CDSS were met with quite a lot of excitement, sometimes as a panacea, but quite soon after introduction, it became clear that designing CDSS as “any LLM, but trained on clinical data” is absolutely not enough.
In practice, CDSS should be integrated as a “second reader” that comes after physician’s own clinical reasoning: first the specialist take history, examine, form a differential and initial plan, and only then calls the system to check for blind spots, guideline updates etc., documenting where they agree or disagree and why. To avoid deskilling, training programs can deliberately design “CDSS-on / CDSS-off” moments – for example, asking residents to manage parts of a case without the tool and then use the CDSS as feedback, or to explain during rounds why the CDSS suggestion is appropriate or not in this specific patient.
Supervisors should review whether the “CDSS answer” was followed, as well as the quality of the resident’s independent reasoning and how they handled disagreements with the system. When CDSS use is embedded into case discussions and simulation training, it tends to strengthen calibration and pattern recognition. Evidence from CDSS and automation-bias research suggests that this kind of “reason-first, tool-second” workflow, plus explicit training on when to override the system, is what preserves skills while still gaining safety and consistency benefits.
Maybe even a new type of profession will soon emerge – educators who monitor what cognitive moves this tool encourages, which ones disappear, and how learners see the rationale behind a recommendation. Case logs and override data can become an assessment resource, highlighting where teams routinely disagree with the algorithm and where mistakes cluster.
For now, the common view is that CDSS should do what good clinical supervisors do: expose reasoning, welcome challenges, and leave trainees a little more capable after each decision.

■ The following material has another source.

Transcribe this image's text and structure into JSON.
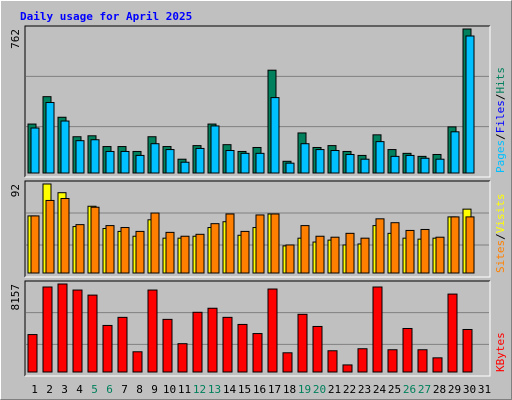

Beyond the honeymoon phase
AI can compress the distance between novices and experts on certain exam metrics, especially in domains where pattern recognition in text or images is enough to score points. It can individualize feedback, simulate rare cases at scale, and give every student access to something that looks like a 24/7 personal tutor. It can help exhausted interns draft consult notes or research abstracts in between night shifts. It can sit the online quiz for them as well.
What it cannot do – at least not safely – is carry the moral and epistemic weight that medical education has traditionally tried to build into a doctor’s mind. As for today, the responsibility in medicine is not something that can be outsourced to a model – there is not even a remote understanding of how it can be achieved.
We have officially exited the phase of AI adoption, characterized by uncritical fascination, and entered a necessary phase of friction and adaptation.